– Подождать тебя?
– Не стоит. Я могу задержаться. Храни тебя Бог, Альдо!
Выходя из лодки, священник перекрестил друга.
Несколько дней спустя Морозини уже держал в руках образец письма, полностью отвечавшего всем его чаяниям: его желания были изложены там самым подробным образом. Князь, не откладывая дела в долгий ящик, тщательно переписал прошение, надписал в соответствии с протоколом адрес: «Его преосвященству кардиналу Лафонтену» – уроженец Витербо, бывший в то время патриархом Венеции, носил тем не менее чисто французскую фамилию.
Назавтра Альдо отправил Дзаккарию к Анельке с просьбой встретиться с ним в библиотеке перед ужином. Ему показалось более приличным предупредить молодую женщину о том, что он собирается предпринять, а не ставить ее перед свершившимся фактом. Ведь ей предстояло тоже обзавестись адвокатом, а кроме того, Морозини все еще питал слабую надежду прийти хоть к какому-то согласию, которое позволило бы легче пережить неприятный эпизод.
Вечернее платье Анельки – из черного расшитого черными же блестками крепа – лишь чуть смягчало показной траур. Безжалостный Морозини подумал, что его женушка отлично знает, как выгодно траурный цвет подчеркивает золото ее волос.
– Что за торжественное приглашение! – вздохнула она, усаживаясь на кушетку и дерзко закидывая одна на другую свои изящные, обтянутые черным шелком ножки. – Могу я закурить или обстоятельства слишком серьезны?
– Не стесняйте себя. Впрочем, и я последую вашему примеру, – сказал Альдо, вынимая портсигар и предлагая ей сигарету.
Вскоре две тонкие струйки голубого дыма поднимались к роскошному кессонскому потолку.
– Итак? – спросила Анелька с тонкой улыбкой. – Что вы хотели мне сказать? У вас такой вид, будто вы приняли важное решение...
– Я в восторге от вашей проницательности. Я действительно принял решение, которое, по всей видимости, вас не удивит. Я хочу обратиться к его святейшеству папе с просьбой расторгнуть наш брак.
Последовавший мгновенно ответ был более чем резок:
– А я отказываюсь!
Альдо пересел поближе к бювару, где хранились многочисленные почетные свидетельства о его титулах, словно надеясь почерпнуть оттуда новые силы для начатой им битвы.
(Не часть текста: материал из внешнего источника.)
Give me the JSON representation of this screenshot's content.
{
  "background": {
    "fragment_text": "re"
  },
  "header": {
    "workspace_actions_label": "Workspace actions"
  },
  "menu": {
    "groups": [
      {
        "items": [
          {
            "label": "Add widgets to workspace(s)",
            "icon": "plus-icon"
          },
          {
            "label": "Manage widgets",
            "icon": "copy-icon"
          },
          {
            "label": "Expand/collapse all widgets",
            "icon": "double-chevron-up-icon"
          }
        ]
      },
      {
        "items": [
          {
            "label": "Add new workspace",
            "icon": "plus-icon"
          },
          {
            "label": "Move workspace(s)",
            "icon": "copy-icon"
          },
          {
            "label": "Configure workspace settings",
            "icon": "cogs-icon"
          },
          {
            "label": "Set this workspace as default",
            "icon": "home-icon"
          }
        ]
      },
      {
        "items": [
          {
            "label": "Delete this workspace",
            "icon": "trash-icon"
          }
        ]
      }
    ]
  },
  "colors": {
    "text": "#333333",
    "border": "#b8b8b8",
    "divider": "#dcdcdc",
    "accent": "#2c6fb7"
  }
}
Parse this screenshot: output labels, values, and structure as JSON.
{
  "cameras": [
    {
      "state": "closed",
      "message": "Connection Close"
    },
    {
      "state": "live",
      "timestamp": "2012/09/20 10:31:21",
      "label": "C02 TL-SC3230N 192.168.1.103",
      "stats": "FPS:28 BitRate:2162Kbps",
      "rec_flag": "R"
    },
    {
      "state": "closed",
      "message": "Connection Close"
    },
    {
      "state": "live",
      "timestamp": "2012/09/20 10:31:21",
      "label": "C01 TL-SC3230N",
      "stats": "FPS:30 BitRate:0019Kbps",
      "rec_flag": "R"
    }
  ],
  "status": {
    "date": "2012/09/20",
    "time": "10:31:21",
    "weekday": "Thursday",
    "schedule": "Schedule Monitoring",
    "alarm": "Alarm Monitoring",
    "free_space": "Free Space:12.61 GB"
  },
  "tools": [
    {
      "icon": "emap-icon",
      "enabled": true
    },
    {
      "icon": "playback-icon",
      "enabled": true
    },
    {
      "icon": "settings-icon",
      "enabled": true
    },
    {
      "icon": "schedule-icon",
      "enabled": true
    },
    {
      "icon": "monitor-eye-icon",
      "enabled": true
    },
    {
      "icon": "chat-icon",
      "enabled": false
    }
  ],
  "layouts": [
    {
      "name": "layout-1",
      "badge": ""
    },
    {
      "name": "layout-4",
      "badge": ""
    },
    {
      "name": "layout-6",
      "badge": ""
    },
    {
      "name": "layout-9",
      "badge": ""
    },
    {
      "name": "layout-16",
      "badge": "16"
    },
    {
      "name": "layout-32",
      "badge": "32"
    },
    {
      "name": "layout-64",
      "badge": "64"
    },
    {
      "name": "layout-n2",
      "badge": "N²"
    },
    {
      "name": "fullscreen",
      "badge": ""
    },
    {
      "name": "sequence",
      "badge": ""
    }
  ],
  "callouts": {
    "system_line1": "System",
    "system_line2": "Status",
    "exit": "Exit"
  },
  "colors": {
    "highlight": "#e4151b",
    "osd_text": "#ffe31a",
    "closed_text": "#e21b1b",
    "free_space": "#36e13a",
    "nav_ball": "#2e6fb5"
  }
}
– Не имеет значения, соглашаетесь вы или отказываетесь. Хотя, конечно, было бы проще, если бы мы могли договориться.
– Никогда!
– Понятно. Но повторяю еще раз: я предупредил вас только из вежливости и чтобы дать вам возможность обеспечить себе защиту. Мы будем сражаться.
– Вряд ли вы ожидали от меня иного ответа! Я слишком много сил положила на то, чтобы выйти за вас замуж!
– Меня уже давно интересует почему?
– Очень просто: потому что я люблю вас! – бросила она сухо и нервно. Резко контрастируя с тоном сказанного, слова прозвучали странно.
– Хорошо сказано! – не удержался от иронии Морозини. – Какой мужчина устоял бы перед таким страстным объяснением!
– От вас зависит, чтобы я говорила иначе.
– Не стоит труда, и вы знаете это!
– Как угодно... Могу я узнать, чем вы обосновываете свою просьбу?
– Вы с отцом снабдили меня множеством аргументов: союз, заключенный по принуждению и... и не имевший продолжения. Уже одна эта причина само собой подразумевает признание брака недействительным.
Анелька прикрыла глаза, так что оставались видны лишь блестящие золотистые щелочки, и одарила мужа замечательно двусмысленной улыбкой:
– Ну, хорошо. И что же, вы совсем не боитесь?
– Не изволите ли сказать, чего мне бояться?
– Прежде всего вызвать недовольство тех, кто помог привести вас к алтарю. Эти люди не любят, когда им указывают на их ошибки.
– Если память мне не изменяет, арест вашего отца сильно охладил их рвение.
– Рвение может возродиться снова. Достаточно назначить цену... а я богата! Вам следовало принять это во внимание. Что же до второго выдвинутого вами аргумента, – не боитесь ли вы показаться смешным?
– Почему? Потому что не хочу делить с вами постель? – резко бросил он. – Вы очаровательны, но это ничего не значит. Если желать каждую красивую женщину, которая находится в пределах досягаемости, жизнь станет невыносимой!
– Я не «каждая женщина»! Разве вы не говорили мне когда-то, что я обладаю редкостной красотой, что грех держать ее под спудом, что я могла бы стать королевой Венеции и что красивее меня, наверное, нет женщины в мире?
Альдо поднялся, раздавил сигарету в пепельнице и, сунув руки в карманы, прошел по комнате к окну.